PT Solid Gold Berjangka Semarang | Presiden Joko Widodo (Jokowi) baru saja melarang masyarakat untuk mudik. Pemerintah melarang kegiatan mudik khususnya di wilayah Jabodetabek yang sudah menjadi zona merah virus Corona.
Pengamat perkotaan Universitas Trisakti Yayat Supriyatna menilai kebijakan ini bisa dibilang terlambat untuk diputuskan. Pasalnya sudah ada 900 ribu orang yang colong start pulang kampung duluan.
“Apakah kebijakan ini telat atau tidak? yang jelas sudah 900 ribu orang mudik terlebih dahulu kalau data Kemenhub,” ungkap Yayat dalam diskusi online dengan YLKI, Rabu (22/4/2020).
Sementara itu, Ketua Umum Masyarakat Transportasi Indonesia (MTI) Agus Taufik Mulyono sebelumnya pernah memaparkan bahwa ada potensi 1,3 juta warga Jabodetabek bakal mudik.
Dari data yang dia sampaikan Jawa Tengah, Daerah Istimewa Yogyakarta, hingga Jawa Timur menjadi daerah paling dituju pemudik.

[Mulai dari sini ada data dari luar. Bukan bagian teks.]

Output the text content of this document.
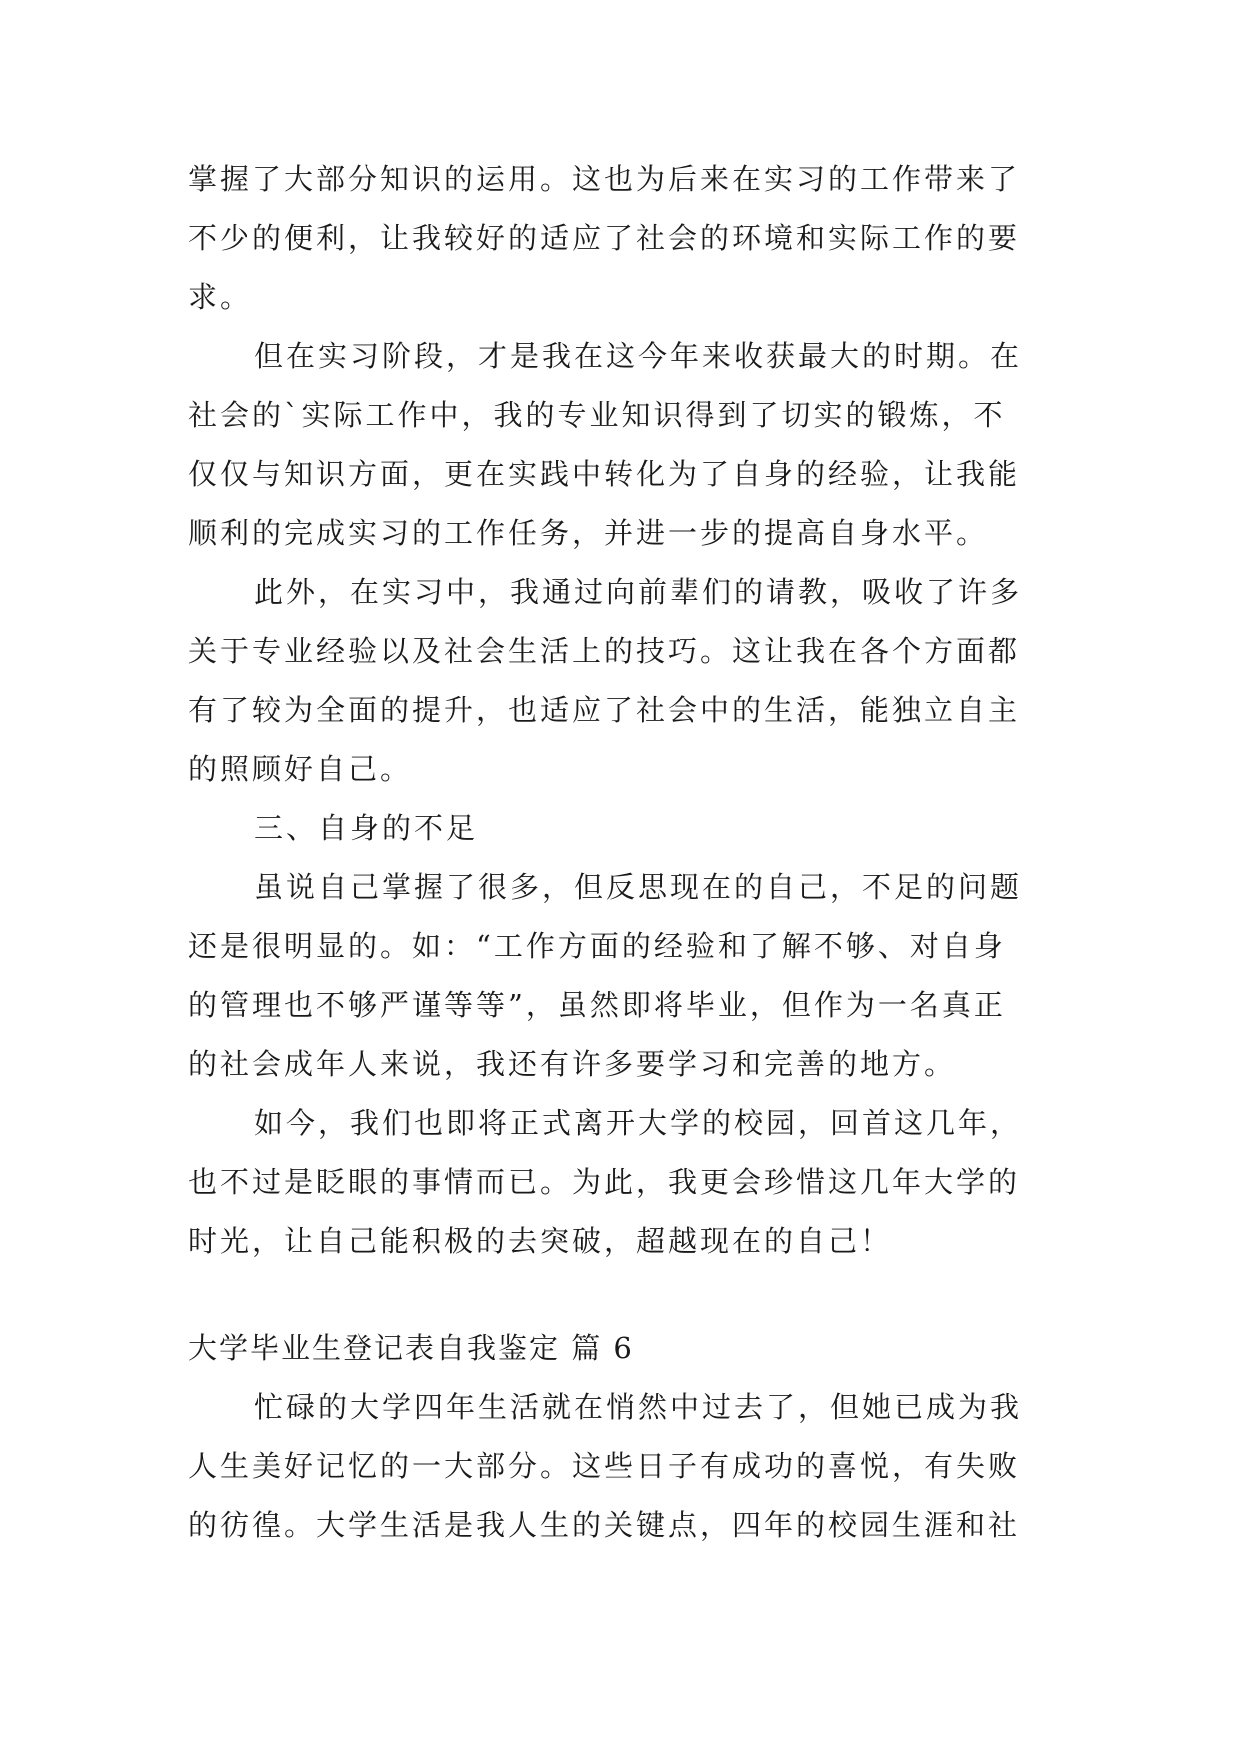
掌握了大部分知识的运用。这也为后来在实习的工作带来了
不少的便利，让我较好的适应了社会的环境和实际工作的要
求。

但在实习阶段，才是我在这今年来收获最大的时期。在
社会的`实际工作中，我的专业知识得到了切实的锻炼，不
仅仅与知识方面，更在实践中转化为了自身的经验，让我能
顺利的完成实习的工作任务，并进一步的提高自身水平。

此外，在实习中，我通过向前辈们的请教，吸收了许多
关于专业经验以及社会生活上的技巧。这让我在各个方面都
有了较为全面的提升，也适应了社会中的生活，能独立自主
的照顾好自己。

三、自身的不足

虽说自己掌握了很多，但反思现在的自己，不足的问题
还是很明显的。如：“工作方面的经验和了解不够、对自身
的管理也不够严谨等等”，虽然即将毕业，但作为一名真正
的社会成年人来说，我还有许多要学习和完善的地方。

如今，我们也即将正式离开大学的校园，回首这几年，
也不过是眨眼的事情而已。为此，我更会珍惜这几年大学的
时光，让自己能积极的去突破，超越现在的自己！

大学毕业生登记表自我鉴定 篇 6

忙碌的大学四年生活就在悄然中过去了，但她已成为我
人生美好记忆的一大部分。这些日子有成功的喜悦，有失败
的彷徨。大学生活是我人生的关键点，四年的校园生涯和社
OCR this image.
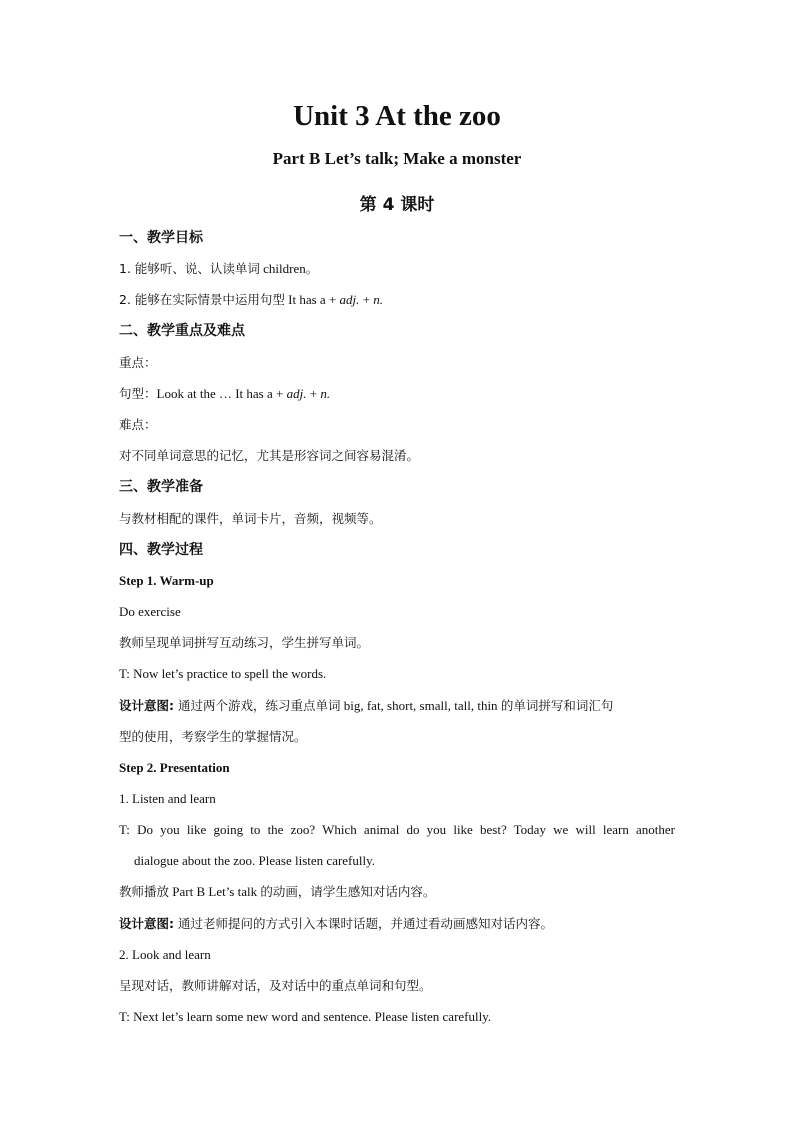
Unit 3 At the zoo
Part B Let’s talk; Make a monster
第 4 课时
一、教学目标
1. 能够听、说、认读单词 children。
2. 能够在实际情景中运用句型 It has a + adj. + n.
二、教学重点及难点
重点：
句型：Look at the … It has a + adj. + n.
难点：
对不同单词意思的记忆，尤其是形容词之间容易混淆。
三、教学准备
与教材相配的课件，单词卡片，音频，视频等。
四、教学过程
Step 1. Warm-up
Do exercise
教师呈现单词拼写互动练习，学生拼写单词。
T: Now let’s practice to spell the words.
设计意图: 通过两个游戏，练习重点单词 big, fat, short, small, tall, thin 的单词拼写和词汇句
型的使用，考察学生的掌握情况。
Step 2. Presentation
1. Listen and learn
T: Do you like going to the zoo? Which animal do you like best? Today we will learn another
dialogue about the zoo. Please listen carefully.
教师播放 Part B Let’s talk 的动画，请学生感知对话内容。
设计意图: 通过老师提问的方式引入本课时话题，并通过看动画感知对话内容。
2. Look and learn
呈现对话，教师讲解对话，及对话中的重点单词和句型。
T: Next let’s learn some new word and sentence. Please listen carefully.
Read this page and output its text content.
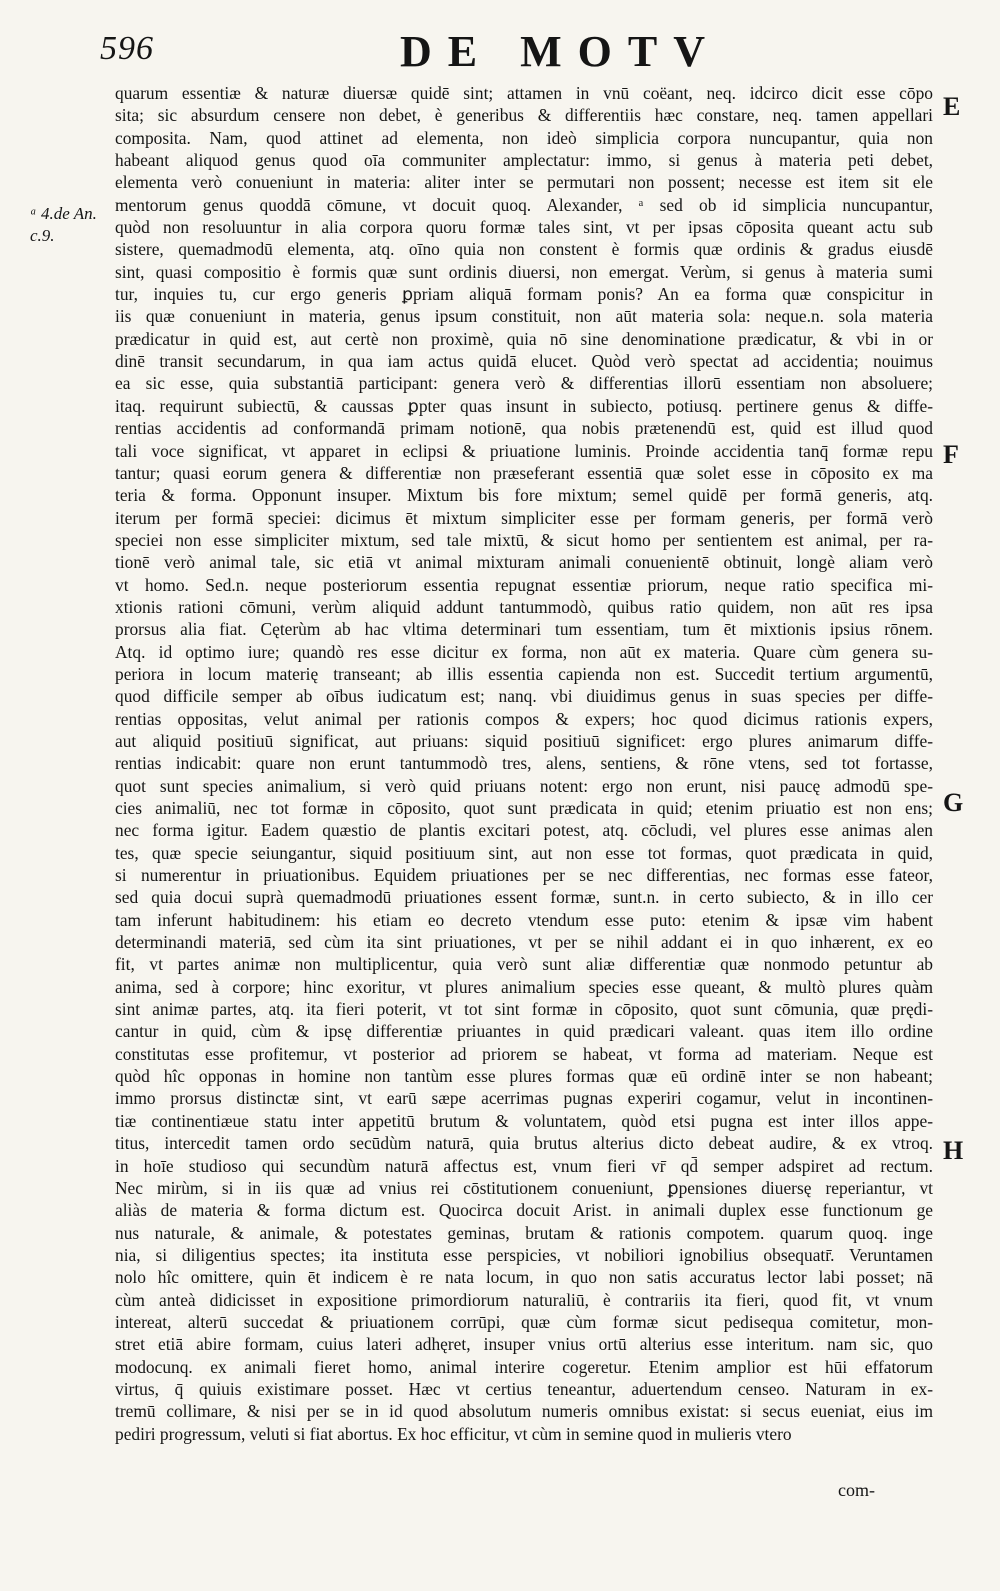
596	DE MOTV
ᵃ 4.de An.
c.9.
E
F
G
H
quarum essentiæ & naturæ diuersæ quidē sint; attamen in vnū coëant, neq. idcirco dicit esse cōpo
sita; sic absurdum censere non debet, è generibus & differentiis hæc constare, neq. tamen appellari
composita. Nam, quod attinet ad elementa, non ideò simplicia corpora nuncupantur, quia non
habeant aliquod genus quod oīa communiter amplectatur: immo, si genus à materia peti debet,
elementa verò conueniunt in materia: aliter inter se permutari non possent; necesse est item sit ele
mentorum genus quoddā cōmune, vt docuit quoq. Alexander, ᵃ sed ob id simplicia nuncupantur,
quòd non resoluuntur in alia corpora quoru formæ tales sint, vt per ipsas cōposita queant actu sub
sistere, quemadmodū elementa, atq. oīno quia non constent è formis quæ ordinis & gradus eiusdē
sint, quasi compositio è formis quæ sunt ordinis diuersi, non emergat. Verùm, si genus à materia sumi
tur, inquies tu, cur ergo generis ꝑpriam aliquā formam ponis? An ea forma quæ conspicitur in
iis quæ conueniunt in materia, genus ipsum constituit, non aūt materia sola: neque.n. sola materia
prædicatur in quid est, aut certè non proximè, quia nō sine denominatione prædicatur, & vbi in or
dinē transit secundarum, in qua iam actus quidā elucet. Quòd verò spectat ad accidentia; nouimus
ea sic esse, quia substantiā participant: genera verò & differentias illorū essentiam non absoluere;
itaq. requirunt subiectū, & caussas ꝑpter quas insunt in subiecto, potiusq. pertinere genus & diffe-
rentias accidentis ad conformandā primam notionē, qua nobis prætenendū est, quid est illud quod
tali voce significat, vt apparet in eclipsi & priuatione luminis. Proinde accidentia tanq̄ formæ repu
tantur; quasi eorum genera & differentiæ non præseferant essentiā quæ solet esse in cōposito ex ma
teria & forma. Opponunt insuper. Mixtum bis fore mixtum; semel quidē per formā generis, atq.
iterum per formā speciei: dicimus ēt mixtum simpliciter esse per formam generis, per formā verò
speciei non esse simpliciter mixtum, sed tale mixtū, & sicut homo per sentientem est animal, per ra-
tionē verò animal tale, sic etiā vt animal mixturam animali conuenientē obtinuit, longè aliam verò
vt homo. Sed.n. neque posteriorum essentia repugnat essentiæ priorum, neque ratio specifica mi-
xtionis rationi cōmuni, verùm aliquid addunt tantummodò, quibus ratio quidem, non aūt res ipsa
prorsus alia fiat. Cęterùm ab hac vltima determinari tum essentiam, tum ēt mixtionis ipsius rōnem.
Atq. id optimo iure; quandò res esse dicitur ex forma, non aūt ex materia. Quare cùm genera su-
periora in locum materię transeant; ab illis essentia capienda non est. Succedit tertium argumentū,
quod difficile semper ab oībus iudicatum est; nanq. vbi diuidimus genus in suas species per diffe-
rentias oppositas, velut animal per rationis compos & expers; hoc quod dicimus rationis expers,
aut aliquid positiuū significat, aut priuans: siquid positiuū significet: ergo plures animarum diffe-
rentias indicabit: quare non erunt tantummodò tres, alens, sentiens, & rōne vtens, sed tot fortasse,
quot sunt species animalium, si verò quid priuans notent: ergo non erunt, nisi paucę admodū spe-
cies animaliū, nec tot formæ in cōposito, quot sunt prædicata in quid; etenim priuatio est non ens;
nec forma igitur. Eadem quæstio de plantis excitari potest, atq. cōcludi, vel plures esse animas alen
tes, quæ specie seiungantur, siquid positiuum sint, aut non esse tot formas, quot prædicata in quid,
si numerentur in priuationibus. Equidem priuationes per se nec differentias, nec formas esse fateor,
sed quia docui suprà quemadmodū priuationes essent formæ, sunt.n. in certo subiecto, & in illo cer
tam inferunt habitudinem: his etiam eo decreto vtendum esse puto: etenim & ipsæ vim habent
determinandi materiā, sed cùm ita sint priuationes, vt per se nihil addant ei in quo inhærent, ex eo
fit, vt partes animæ non multiplicentur, quia verò sunt aliæ differentiæ quæ nonmodo petuntur ab
anima, sed à corpore; hinc exoritur, vt plures animalium species esse queant, & multò plures quàm
sint animæ partes, atq. ita fieri poterit, vt tot sint formæ in cōposito, quot sunt cōmunia, quæ prędi-
cantur in quid, cùm & ipsę differentiæ priuantes in quid prædicari valeant. quas item illo ordine
constitutas esse profitemur, vt posterior ad priorem se habeat, vt forma ad materiam. Neque est
quòd hîc opponas in homine non tantùm esse plures formas quæ eū ordinē inter se non habeant;
immo prorsus distinctæ sint, vt earū sæpe acerrimas pugnas experiri cogamur, velut in incontinen-
tiæ continentiæue statu inter appetitū brutum & voluntatem, quòd etsi pugna est inter illos appe-
titus, intercedit tamen ordo secūdùm naturā, quia brutus alterius dicto debeat audire, & ex vtroq.
in hoīe studioso qui secundùm naturā affectus est, vnum fieri vr̄ qd̄ semper adspiret ad rectum.
Nec mirùm, si in iis quæ ad vnius rei cōstitutionem conueniunt, ꝑpensiones diuersę reperiantur, vt
aliàs de materia & forma dictum est. Quocirca docuit Arist. in animali duplex esse functionum ge
nus naturale, & animale, & potestates geminas, brutam & rationis compotem. quarum quoq. inge
nia, si diligentius spectes; ita instituta esse perspicies, vt nobiliori ignobilius obsequatr̄. Veruntamen
nolo hîc omittere, quin ēt indicem è re nata locum, in quo non satis accuratus lector labi posset; nā
cùm anteà didicisset in expositione primordiorum naturaliū, è contrariis ita fieri, quod fit, vt vnum
intereat, alterū succedat & priuationem corrūpi, quæ cùm formæ sicut pedisequa comitetur, mon-
stret etiā abire formam, cuius lateri adhęret, insuper vnius ortū alterius esse interitum. nam sic, quo
modocunq. ex animali fieret homo, animal interire cogeretur. Etenim amplior est hūi effatorum
virtus, q̄ quiuis existimare posset. Hæc vt certius teneantur, aduertendum censeo. Naturam in ex-
tremū collimare, & nisi per se in id quod absolutum numeris omnibus existat: si secus eueniat, eius im
pediri progressum, veluti si fiat abortus. Ex hoc efficitur, vt cùm in semine quod in mulieris vtero
com-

“Ada 1,3 juta orang yang dianggap ada potensi mudik. Ke mana mereka menyebar? Jabar 13%, Jateng-DIY 41%, dan Jatim 20%. Lalu yang ke Sumatera itu sekitar Sumsel dan Lampung ada 8%, sisanya ke tempat lain,” papar Agus dalam diskusi online via video, Selasa (14/4/2020).
Sebelum melarang masyarakat mudik, pemerintah sendiri sudah melarang aparatur sipil negara (ASN), TNI, Polri, hingga pegawai BUMN dan BUMD untuk tidak mudik.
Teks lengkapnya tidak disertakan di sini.